Türkiye’de çiftliklerin genellikle küçük aile işletmesi olduğunu ifade eden Aygün, “Ailenin birlikte bu işi yapması çok güzel. Kardeşimle sütü birlikte satıyorduk. Kardeşim de seviyor ve destek oluyordu. Pazarlama işini birlikte yapıyorduk. Sevdiği ve büyütelim istediği için zaten o da bir hibe aldı. Kardeşim, ‘Hep beraber yapalım hem de büyütelim, birlikte olursak daha büyük bir işletme oluruz! düşüncesiyle başladı” diye konuştu.
‘ABLAMDAN CESARET ALDIM’
Avrasya Üniversitesi’nde Gastronomi Bölümü okurken, ikinci üniversite olarak Anadolu Üniversitesi’nde Tarım Teknolojisi Bölümü’nü okuduğunu dile getiren Esin Güleç ise “2022’de mezun olunca yüksek lisansa başladım. Lisanstan mezun olduktan sonra 2022 yılında Uzman Eller Projesi ile hayvancılığa başladım. 5 tane gebe düveyle bu işe başlamış oldum. Bu projeyi öğrenmemde en büyük katkı ablamın. Onunla bu işi yapıyordum, zaten işin içerisindeydim. Kendi ineklerimi alarak dahil olmuş oldum.
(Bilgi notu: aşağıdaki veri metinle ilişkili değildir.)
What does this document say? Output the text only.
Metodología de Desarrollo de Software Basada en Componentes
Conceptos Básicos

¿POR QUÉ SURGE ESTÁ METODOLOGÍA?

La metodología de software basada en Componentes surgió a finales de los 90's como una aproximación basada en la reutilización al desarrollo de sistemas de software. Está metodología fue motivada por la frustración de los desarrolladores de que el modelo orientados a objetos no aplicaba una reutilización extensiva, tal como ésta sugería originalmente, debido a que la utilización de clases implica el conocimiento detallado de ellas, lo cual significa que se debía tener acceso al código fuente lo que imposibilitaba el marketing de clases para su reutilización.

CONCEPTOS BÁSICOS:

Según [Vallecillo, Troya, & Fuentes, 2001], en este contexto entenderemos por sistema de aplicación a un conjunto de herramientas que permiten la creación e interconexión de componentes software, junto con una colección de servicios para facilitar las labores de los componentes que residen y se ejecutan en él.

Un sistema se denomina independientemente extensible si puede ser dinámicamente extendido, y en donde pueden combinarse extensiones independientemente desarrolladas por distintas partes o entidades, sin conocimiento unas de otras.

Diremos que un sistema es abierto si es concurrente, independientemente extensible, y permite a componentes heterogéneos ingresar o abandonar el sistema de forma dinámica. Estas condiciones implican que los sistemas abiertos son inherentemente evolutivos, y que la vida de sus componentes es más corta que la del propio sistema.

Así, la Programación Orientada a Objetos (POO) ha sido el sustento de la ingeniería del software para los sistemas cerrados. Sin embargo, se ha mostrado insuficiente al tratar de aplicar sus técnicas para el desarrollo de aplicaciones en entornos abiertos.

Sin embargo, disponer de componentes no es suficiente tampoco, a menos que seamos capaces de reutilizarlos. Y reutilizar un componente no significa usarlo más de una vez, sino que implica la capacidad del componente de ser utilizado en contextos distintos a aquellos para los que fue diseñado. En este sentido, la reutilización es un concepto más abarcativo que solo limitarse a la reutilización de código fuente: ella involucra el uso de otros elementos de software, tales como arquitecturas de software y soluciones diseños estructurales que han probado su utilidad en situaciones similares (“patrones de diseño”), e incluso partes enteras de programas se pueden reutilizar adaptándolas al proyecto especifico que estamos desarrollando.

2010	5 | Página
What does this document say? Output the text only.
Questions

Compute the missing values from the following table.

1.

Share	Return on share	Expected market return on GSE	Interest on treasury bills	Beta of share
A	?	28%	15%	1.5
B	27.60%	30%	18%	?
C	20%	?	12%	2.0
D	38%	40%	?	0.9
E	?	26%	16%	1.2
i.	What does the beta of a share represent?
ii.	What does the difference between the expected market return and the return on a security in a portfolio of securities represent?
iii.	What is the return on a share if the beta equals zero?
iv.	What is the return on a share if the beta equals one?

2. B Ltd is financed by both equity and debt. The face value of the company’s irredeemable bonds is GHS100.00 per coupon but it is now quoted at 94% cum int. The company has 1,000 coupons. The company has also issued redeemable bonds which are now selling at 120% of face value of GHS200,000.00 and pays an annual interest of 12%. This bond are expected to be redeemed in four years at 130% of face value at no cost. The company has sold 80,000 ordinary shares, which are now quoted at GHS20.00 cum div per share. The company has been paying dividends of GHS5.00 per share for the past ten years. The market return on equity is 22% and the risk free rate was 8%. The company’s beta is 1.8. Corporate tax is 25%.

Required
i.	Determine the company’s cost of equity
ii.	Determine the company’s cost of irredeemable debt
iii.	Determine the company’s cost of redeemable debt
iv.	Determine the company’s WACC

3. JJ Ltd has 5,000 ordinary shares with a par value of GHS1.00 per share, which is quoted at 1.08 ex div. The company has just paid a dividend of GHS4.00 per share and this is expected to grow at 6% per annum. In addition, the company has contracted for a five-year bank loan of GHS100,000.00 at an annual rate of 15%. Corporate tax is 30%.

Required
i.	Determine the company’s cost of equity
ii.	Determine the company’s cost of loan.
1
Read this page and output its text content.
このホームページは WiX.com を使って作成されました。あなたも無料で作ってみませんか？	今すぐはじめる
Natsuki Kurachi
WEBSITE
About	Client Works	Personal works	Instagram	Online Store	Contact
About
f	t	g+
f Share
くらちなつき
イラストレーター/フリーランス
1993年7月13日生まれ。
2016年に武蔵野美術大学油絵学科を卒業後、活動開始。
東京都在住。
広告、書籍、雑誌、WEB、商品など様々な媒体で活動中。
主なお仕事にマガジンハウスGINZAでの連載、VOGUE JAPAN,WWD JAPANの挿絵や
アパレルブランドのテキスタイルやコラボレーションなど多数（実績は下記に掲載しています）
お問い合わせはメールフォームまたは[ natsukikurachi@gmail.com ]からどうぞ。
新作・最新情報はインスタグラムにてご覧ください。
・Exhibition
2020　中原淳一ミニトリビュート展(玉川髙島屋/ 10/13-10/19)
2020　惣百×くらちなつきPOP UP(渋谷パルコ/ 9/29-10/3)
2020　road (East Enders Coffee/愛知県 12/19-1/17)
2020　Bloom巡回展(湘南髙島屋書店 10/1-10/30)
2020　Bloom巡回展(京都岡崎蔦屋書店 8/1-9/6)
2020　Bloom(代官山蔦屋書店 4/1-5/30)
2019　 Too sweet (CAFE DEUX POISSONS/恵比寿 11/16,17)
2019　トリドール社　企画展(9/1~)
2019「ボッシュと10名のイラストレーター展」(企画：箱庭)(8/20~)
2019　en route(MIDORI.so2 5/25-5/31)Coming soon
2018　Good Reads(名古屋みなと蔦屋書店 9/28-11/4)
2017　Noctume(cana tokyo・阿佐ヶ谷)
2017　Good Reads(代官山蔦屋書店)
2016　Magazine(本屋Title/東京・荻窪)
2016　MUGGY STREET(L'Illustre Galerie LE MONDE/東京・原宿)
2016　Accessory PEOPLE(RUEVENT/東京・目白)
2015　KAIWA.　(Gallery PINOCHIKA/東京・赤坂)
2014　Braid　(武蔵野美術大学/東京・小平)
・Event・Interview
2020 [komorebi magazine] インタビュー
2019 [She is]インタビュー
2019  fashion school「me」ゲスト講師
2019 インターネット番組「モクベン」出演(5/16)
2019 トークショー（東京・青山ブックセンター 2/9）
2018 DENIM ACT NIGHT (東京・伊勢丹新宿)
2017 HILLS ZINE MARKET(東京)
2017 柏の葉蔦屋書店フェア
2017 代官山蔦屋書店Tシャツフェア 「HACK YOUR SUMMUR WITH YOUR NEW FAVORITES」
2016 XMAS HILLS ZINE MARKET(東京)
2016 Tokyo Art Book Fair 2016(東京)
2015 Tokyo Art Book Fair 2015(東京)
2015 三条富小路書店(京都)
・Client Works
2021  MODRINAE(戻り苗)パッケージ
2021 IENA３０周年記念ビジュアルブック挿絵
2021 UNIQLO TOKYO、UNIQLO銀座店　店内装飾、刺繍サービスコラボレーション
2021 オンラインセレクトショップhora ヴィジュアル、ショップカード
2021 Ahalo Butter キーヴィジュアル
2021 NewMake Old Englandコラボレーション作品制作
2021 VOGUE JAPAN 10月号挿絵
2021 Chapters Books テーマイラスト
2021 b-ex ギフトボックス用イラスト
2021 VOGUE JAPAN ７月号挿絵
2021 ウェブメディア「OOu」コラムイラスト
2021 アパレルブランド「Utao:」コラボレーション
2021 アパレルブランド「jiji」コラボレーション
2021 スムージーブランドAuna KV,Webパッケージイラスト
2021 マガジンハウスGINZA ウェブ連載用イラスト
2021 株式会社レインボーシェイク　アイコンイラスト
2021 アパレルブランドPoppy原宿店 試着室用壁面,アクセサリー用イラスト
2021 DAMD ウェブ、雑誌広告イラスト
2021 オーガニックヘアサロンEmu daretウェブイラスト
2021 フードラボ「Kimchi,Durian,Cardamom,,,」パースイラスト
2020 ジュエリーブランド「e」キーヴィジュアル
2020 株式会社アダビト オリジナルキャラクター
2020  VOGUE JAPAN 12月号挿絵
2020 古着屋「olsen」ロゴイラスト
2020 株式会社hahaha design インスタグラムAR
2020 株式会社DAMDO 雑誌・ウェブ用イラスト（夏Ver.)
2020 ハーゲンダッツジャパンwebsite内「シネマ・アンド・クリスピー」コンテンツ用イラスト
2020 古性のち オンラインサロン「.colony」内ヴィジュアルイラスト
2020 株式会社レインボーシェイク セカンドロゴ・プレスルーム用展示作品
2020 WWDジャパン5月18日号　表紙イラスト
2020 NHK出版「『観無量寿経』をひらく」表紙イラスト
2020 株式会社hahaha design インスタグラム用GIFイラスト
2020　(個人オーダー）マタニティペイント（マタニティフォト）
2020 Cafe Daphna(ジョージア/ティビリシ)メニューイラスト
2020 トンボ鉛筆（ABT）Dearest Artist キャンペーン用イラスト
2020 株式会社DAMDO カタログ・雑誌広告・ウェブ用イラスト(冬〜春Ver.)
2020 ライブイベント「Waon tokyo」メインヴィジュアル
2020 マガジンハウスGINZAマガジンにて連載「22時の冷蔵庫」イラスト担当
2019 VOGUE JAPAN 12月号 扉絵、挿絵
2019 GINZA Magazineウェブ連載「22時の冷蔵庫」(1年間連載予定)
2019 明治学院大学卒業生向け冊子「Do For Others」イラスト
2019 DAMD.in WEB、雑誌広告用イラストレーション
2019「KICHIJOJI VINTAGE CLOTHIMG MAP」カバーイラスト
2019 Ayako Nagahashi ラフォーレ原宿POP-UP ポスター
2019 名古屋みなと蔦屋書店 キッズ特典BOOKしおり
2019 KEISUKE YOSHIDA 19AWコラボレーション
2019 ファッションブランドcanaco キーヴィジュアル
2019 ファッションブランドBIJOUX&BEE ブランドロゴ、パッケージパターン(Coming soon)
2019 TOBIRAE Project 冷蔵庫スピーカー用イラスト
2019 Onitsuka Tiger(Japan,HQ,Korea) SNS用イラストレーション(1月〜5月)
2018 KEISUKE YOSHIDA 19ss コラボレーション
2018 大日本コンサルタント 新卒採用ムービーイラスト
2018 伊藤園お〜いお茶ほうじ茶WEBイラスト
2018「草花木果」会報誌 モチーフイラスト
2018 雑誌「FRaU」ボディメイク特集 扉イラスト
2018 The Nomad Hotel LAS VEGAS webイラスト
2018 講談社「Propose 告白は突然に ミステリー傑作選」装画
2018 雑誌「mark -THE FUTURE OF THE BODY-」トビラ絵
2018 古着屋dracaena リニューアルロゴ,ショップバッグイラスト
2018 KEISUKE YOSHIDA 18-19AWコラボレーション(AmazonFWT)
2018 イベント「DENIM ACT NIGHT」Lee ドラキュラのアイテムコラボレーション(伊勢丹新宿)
Babam memur, annem ev hanımıydı ancak çocukluğumdan beri hep birkaç tane ineğimiz oluyordu. Babam çalıştığı için hep birlikte ilgileniyorduk. Herkesin yem koymak, inekleri temizlemek gibi görevi vardı. En büyük örneğim babam ve annem. Bu işi onlardan öğrendik. Ablam da onların sayesinde cesaret edebilmişti. Ben de ablamı gördükten sonra cesaret bulabildim” dedi.
‘YÜKSEK LİSANS MEZUNU BİR SÜTÇÜYÜM’
İneklerin sütlerini kendilerinin sattığını ifade eden Güleç, “İzmir’de iki üniversite mezunu olarak süt satıyoruz. Okuduğumuzu düşünmeyenler dahi oluyor, öğrendiklerinde çok şaşırıyorlar. Mutluyum. Kendi aramızda ‘Yüksek lisans mezunu bir sütçüyüm’, ‘Okumuş çobanım’ diye takılıyoruz. Ben çok memnunum. Ablam başlamasaydı cesaret edemezdim, muhtemelen köye de geri dönmemiş olurdum. Bu sayede köye döndüm. En büyük motivasyonum kendi işimi yapmaktı. Biraz da cesaret istiyor. Devam ettirmeyi istiyorum. Bu işi sürdürmeyi istiyorum. Bulunduğumuz çiftliği, damı bütün aile sıfırdan yaptık. Demirlerine kadar aile bireyleri yaptı. O yüzden kıymetli ve bırakmak istemiyorum” ifadelerini kullandı.